Carrie got up and leaned over Lin’s writing desk, which had become a temporary make-up table. She inspected the white hair in the mirror Lin had brought in from the bathroom.
“It looks … good,” she said.
“It’ll look better once we get that mohawk done.”
“I’m going to regret this,” Carrie said, smiling.
Lin put a hand around Carrie’s shoulder and her head next to hers so they both looked in the mirror at the same time. “You are going to love this. The teachers are going to freak out on Monday.”
“I didn’t say I’d keep it!”
“Just kidding,” Lin said quickly. “And now, while we’re on the subject … what do you think of this?”
She went over to a big bag that had been lying suspiciously on her bed for all the time Carrie had been there. Lin turned it over and a leather jacket and a pair of trousers fell out.
“These are my mom’s, too. She is just your size.”
“Good grief,” Carrie blurted. “Does she wear these?”
“Not since 1978, I think. But she has kept them since, in good condition.” Lin smiled, and for once she didn’t look sad at the same time. “My mom does have some good sides. She said I could just borrow whatever I wanted for you.”
“That’s crazy.”
“What?” Lin sat down on the bed and took hold of the leather jacket. She held it up. “That my mom was young once, or that we can borrow her clothes?”
“Ye have your own clothes, dummy.” Carrie grabbed the jacket. “Ye can afford them.”
“I don’t look as good in my clothes as you do in any kind of clothes,” Lin said, sitting totally still, just watching, as Carrie slipped on the old leather jacket.
“That’s BS, and ye know it,” Carrie said. “I look awful no matter what. And this new hair-do your mom is going to make – even if I keep it, it’s just so people can see I don’t care.”
“You mean Ann?”
“I mean anyone, really.”
“Even Lars?”
Carrie pulled off the leather jacket and threw it back hard towards Lin. “I don’t care about Lars. How many times do I have to tell ye?”
“He’ll be at the party,” Lin persisted.
“I know it,” Carrie said. “All the more reason that I get this done.” She ran her hands through her hair and only a little white came off now. “When is your mom finished with that meeting so she can finish this?”

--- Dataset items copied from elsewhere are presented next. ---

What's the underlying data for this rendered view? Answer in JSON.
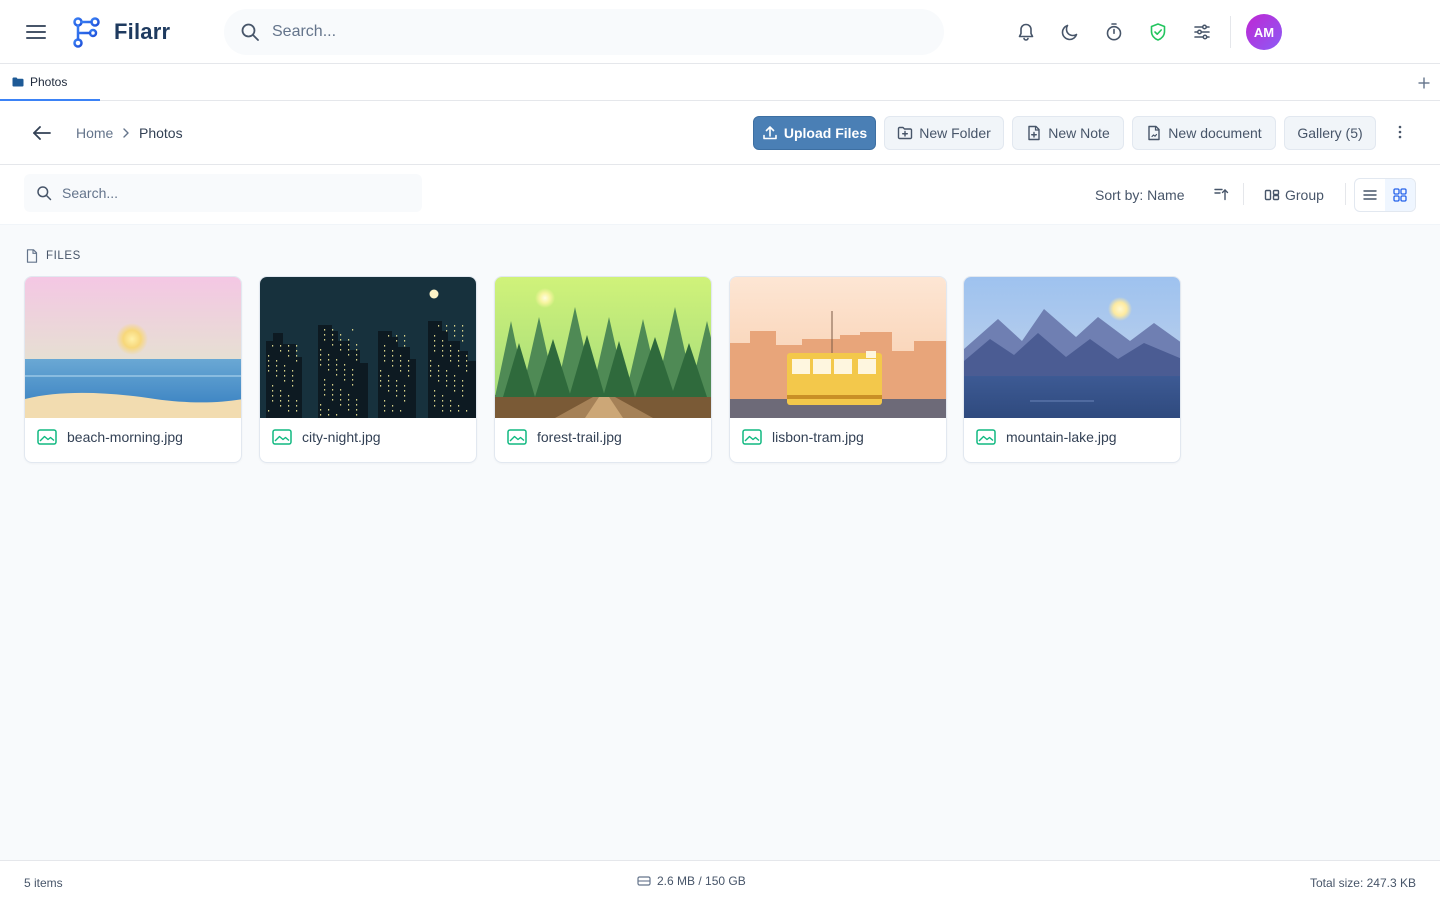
{
  "app": {
    "name": "Filarr",
    "search_placeholder": "Search...",
    "avatar_initials": "AM",
    "accent_color": "#4a7fb5",
    "shield_color": "#22c55e",
    "avatar_gradient": [
      "#c026d3",
      "#8b5cf6"
    ]
  },
  "topbar_icons": [
    "bell-icon",
    "moon-icon",
    "timer-icon",
    "shield-check-icon",
    "sliders-icon"
  ],
  "tabs": [
    {
      "label": "Photos",
      "active": true
    }
  ],
  "breadcrumb": {
    "home": "Home",
    "current": "Photos"
  },
  "toolbar": {
    "upload": "Upload Files",
    "new_folder": "New Folder",
    "new_note": "New Note",
    "new_document": "New document",
    "gallery": "Gallery (5)"
  },
  "filter": {
    "search_placeholder": "Search...",
    "sort_label": "Sort by: Name",
    "group_label": "Group",
    "view": "grid"
  },
  "section": {
    "title": "FILES"
  },
  "files": [
    {
      "name": "beach-morning.jpg",
      "thumb": "beach"
    },
    {
      "name": "city-night.jpg",
      "thumb": "city"
    },
    {
      "name": "forest-trail.jpg",
      "thumb": "forest"
    },
    {
      "name": "lisbon-tram.jpg",
      "thumb": "tram"
    },
    {
      "name": "mountain-lake.jpg",
      "thumb": "mountain"
    }
  ],
  "status": {
    "count": "5 items",
    "storage": "2.6 MB / 150 GB",
    "total_size": "Total size: 247.3 KB"
  }
}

“I think my uncle said half an hour more,” Lin said, looking down. “My dad’s finances are a bit tricky to figure out, it seems.”
“Ye were never good at math, anyway,” Carrie said and flumped down beside Lin on the bed. “Promise me ye will stick to writing, okay?”
“Okay,” Lin said and looked out the window.
The winter was still there, waiting for them. Like a blank piece of paper.